From a gold medal for a 16-year-old Jennifer Capriati to Leander Paes’s history-making efforts for India, John Murray picks out six Olympic moments that stunned the tennis world
The seed destroyer
With world No.1 Jim Courier standing in his path, Marc Rosset faced an almighty challenge to reach the quarter-finals at the Barcelona 1992 Olympic Games, let alone win a medal. But the unseeded big server from Switzerland clearly paid scant regard to reputation, crushing the American in straight sets. In all, Rosset knocked out five seeds on his way to the most unlikely of gold medals, culminating in a marathon five-set win over Jordi Arrese in the final.
Despite being ranked third in the world, Jennifer Capriati was still a huge outsider in the Olympic women’s singles final in Barcelona in 1992. The reason? Aside from the fact that Capriati was just 16 years and 132 days old, her opponent was Germany’s Steffi Graf, the defending champion and most successful player – man or woman – of the modern era. Yet the American teenager was unfazed by the occasion or the player on the other side of the net, and stunned Graf in three sets to seal the gold.
Leander Paes is regarded as one of the finest doubles players in the game and, even at 43, continues to hold his own against the best in the business. However, the Indian would be the first to admit that his singles game was never in the same class, reaching a career high of no. 73 in 1999. Yet in Atlanta in 1996, Paes tore up the formbook, knocking out three seeds including third-ranked Thomas Enqvist on his way to a surprise bronze medal. It remains India’s only Olympic medal in the sport.
Trouble at home
The finest doubles pairing of the 1990s, Mark Woodforde and Todd Woodbridge were aiming for a glorious swansong in front of their home fans at the Sydney 2000 Olympic Games. The ‘Woodies’ were overwhelming favourites to defend their Olympic title in their final season together, and everything seemed to be going to script as they advanced to the gold medal decider without losing a set. However, their Canadian opponents Sebastien Lareau and Daniel Nestor had other ideas, winning the final in four sets to spoil the Australian duo’s farewell party.

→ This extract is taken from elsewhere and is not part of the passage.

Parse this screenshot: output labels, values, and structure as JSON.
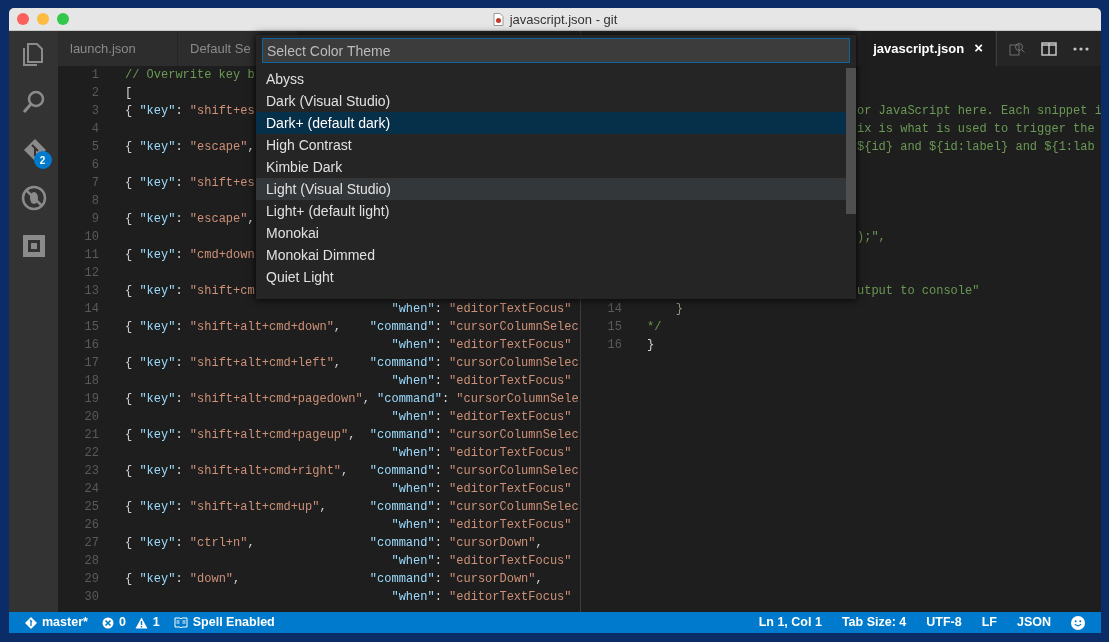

Of all the surprises at the Games over the years, the story of Nicolas Massu at Athens in 2004 takes some beating. In a star-studded field spearheaded by Roger Federer and Andy Roddick, the unfancied Chilean knocked out Grand Slam winners Gustavo Kuerten and Carlos Moya before coming from two sets to one down against Mardy Fish to win the men’s singles final. And he wasn’t finished there. Not content with one gold medal, Massu teamed up with Fernando Gonzalez to triumph in the men’s doubles and seal his spot in Olympic history.
When Serena Williams took the first set of her quarter-final against Elena Dementieva at Beijing 2008, the stage seemed set for the USA superstar to book her place in the semi-finals on an inevitable march towards Olympic gold. But two thrilling sets later, it was the Russian who was celebrating after a stunning comeback against the favourite for the title. From there, Dementieva was unstoppable, beating compatriots Vera Zvonareva and Dinara Safina as Russia claimed all three places on the podium.